I was a little bit scatterbrained. I was just stressed out, ’cause I was like, “I don’t know what the fuck I’m about do.” So I hit Pat back like, “What beat does he want?” And Pat’s like, “I’ll check for you right now.” He hits me right back: “He says it could be whatever beat you want.” That just made it so much more stressful. What beat do I pick for Lil Wayne’s Dedication 5 mixtape? I’m thinking instantly I gotta pick some Chicago street shit. I was gonna do, like, Z Money “Bitches Want My Money’ or a [Chief] Keef record, or just some Chicago shit. I figured it made sense. I wanted to rap about some Dedication 5-ass shit: what was going on, the shit that I recently got. Tell my story all over again.

That wasn’t your first run-in with Cash Money. You met Mannie Fresh back at SXSW in 2012.
Mannie Fresh got me drunk as hell. He had a bottle of Belvedere that I swear to God had to be at least four feet tall. I’m so for real. He was sitting down on the couch and the top of the bottle was like up here [points at the top of his head]. He was picking it up like this and pouring shots from the bottle while telling stories. It was crazy.

Tell me about your Lollapalooza homecoming performance in August.
When you’re a Chicago artist, to play Lollapalooza, that’s not a normal thing. It’s artists on a path to a certain place that do that. Chief Keef did it; Kids These Days did it; Cool Kids did it. And I’m the next Cool-Kids-Chief, if you will. [Laughs] I used Lollapalooza as a checkpoint for my whole year. It’s the reason I was able to wake up every day and keep touring. It was like, “All I gotta do is not die or break my legs before Lollapalooza.”

Have you thought about signing with a label?
There’s no reason to. It’s a dead industry.

Is it also because you like maintaining direct control over your career?
I don’t really have control over my direct impression on people anymore. I used to be the person putting my CD in people’s hands. But I’m kind of a mainstream artist now. Not by choice. Not by what I make or anything. But just by that ripple-effect shit.

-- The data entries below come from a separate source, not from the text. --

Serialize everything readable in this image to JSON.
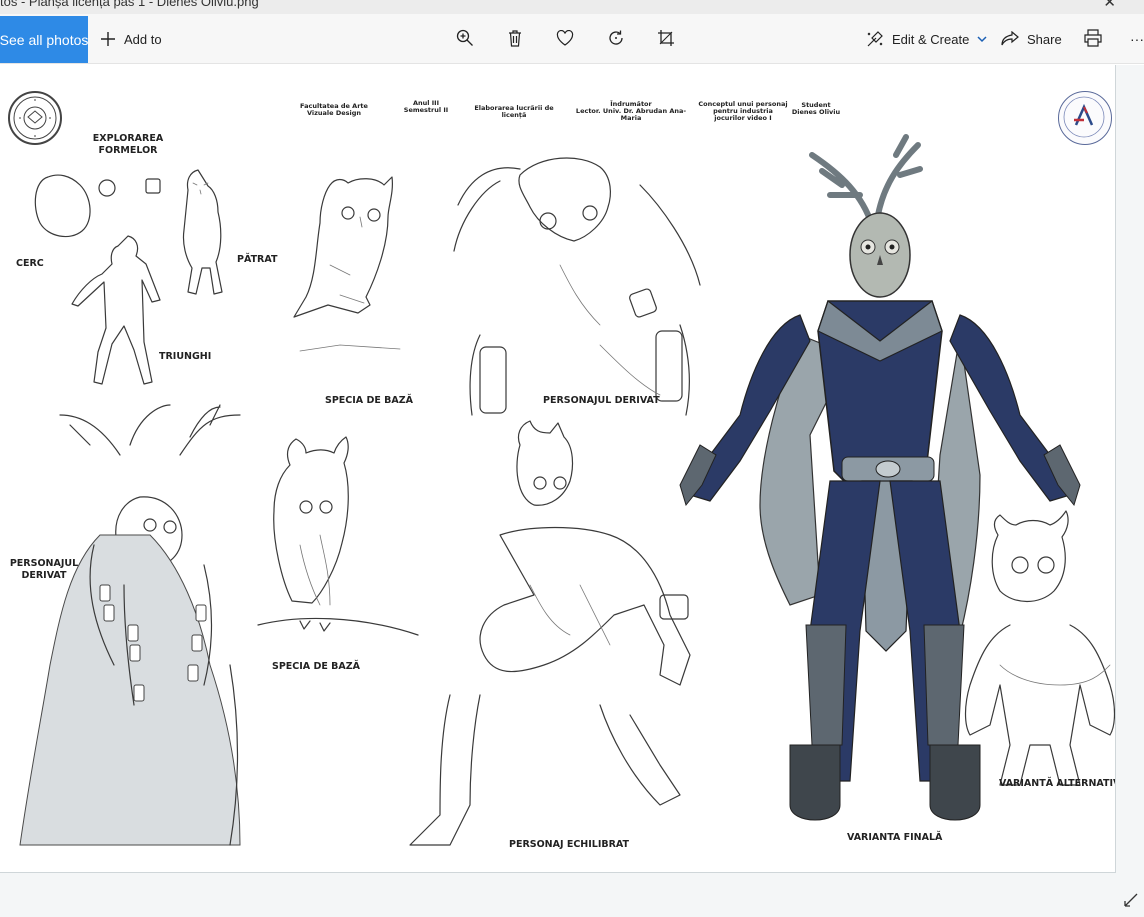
{
  "window": {
    "title": "tos - Planșă licență pas 1 - Dienes Olivlu.png",
    "close_glyph": "✕"
  },
  "toolbar": {
    "see_all_photos": "See all photos",
    "add_to": "Add to",
    "edit_create": "Edit & Create",
    "share": "Share",
    "more": "···",
    "icons": [
      "zoom-icon",
      "delete-icon",
      "favorite-icon",
      "rotate-icon",
      "crop-icon",
      "print-icon"
    ]
  },
  "poster": {
    "header": {
      "faculty": "Facultatea de Arte Vizuale Design",
      "year": "Anul III Semestrul II",
      "work": "Elaborarea lucrării de licență",
      "advisor_title": "Îndrumător",
      "advisor": "Lector. Univ. Dr. Abrudan Ana-Maria",
      "concept": "Conceptul unui personaj pentru industria jocurilor video I",
      "student_title": "Student",
      "student": "Dienes Oliviu"
    },
    "labels": {
      "exploration": "EXPLORAREA FORMELOR",
      "cerc": "CERC",
      "patrat": "PĂTRAT",
      "triunghi": "TRIUNGHI",
      "specia_top": "SPECIA DE BAZĂ",
      "personaj_derivat_top": "PERSONAJUL DERIVAT",
      "personaj_derivat_left": "PERSONAJUL DERIVAT",
      "specia_bottom": "SPECIA DE BAZĂ",
      "personaj_echilibrat": "PERSONAJ ECHILIBRAT",
      "varianta_finala": "VARIANTA FINALĂ",
      "varianta_alternativa": "VARIANTĂ ALTERNATIVĂ"
    }
  },
  "colors": {
    "accent": "#2e8ae6",
    "armor_navy": "#2b3a66",
    "armor_gray": "#8c99a3",
    "cape": "#9aa5ab"
  }
}
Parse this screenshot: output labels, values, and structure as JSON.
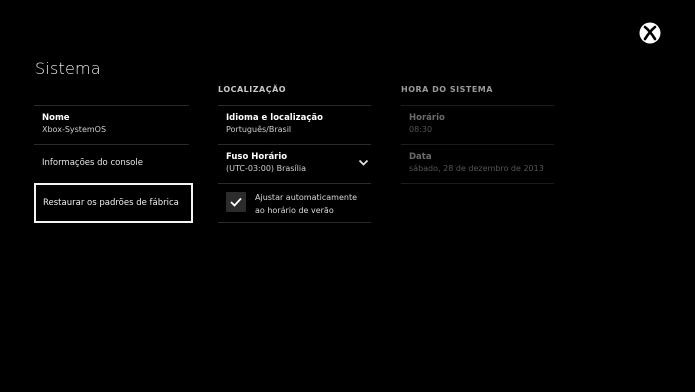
{
  "page": {
    "title": "Sistema"
  },
  "left_menu": {
    "items": [
      {
        "label": "Nome",
        "value": "Xbox-SystemOS"
      },
      {
        "label": "Informações do console"
      },
      {
        "label": "Restaurar os padrões de fábrica"
      }
    ]
  },
  "localization": {
    "header": "LOCALIZAÇÃO",
    "language": {
      "label": "Idioma e localização",
      "value": "Português/Brasil"
    },
    "timezone": {
      "label": "Fuso Horário",
      "value": "(UTC-03:00) Brasília"
    },
    "dst": {
      "label_line1": "Ajustar automaticamente",
      "label_line2": "ao horário de verão",
      "checked": true
    }
  },
  "system_time": {
    "header": "HORA DO SISTEMA",
    "time": {
      "label": "Horário",
      "value": "08:30"
    },
    "date": {
      "label": "Data",
      "value": "sábado, 28 de dezembro de 2013"
    }
  },
  "colors": {
    "background": "#000000",
    "focus_border": "#f4f4f4"
  },
  "icons": [
    "xbox-logo-icon",
    "chevron-down-icon",
    "check-icon"
  ]
}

When will we get an Acid Rap follow-up?
The whole point of Acid Rap was just to ask people a question: does the music business side of this dictate what type of project this is? If it’s all original music and it’s got this much emotion around it and it connects this way with this many people, is it a mixtape? What’s an album these days, anyways? ‘Cause I didn’t sell it, does that mean it’s not an official release? So I might not ever drop a for-sale project. Maybe I’ll just make my money touring.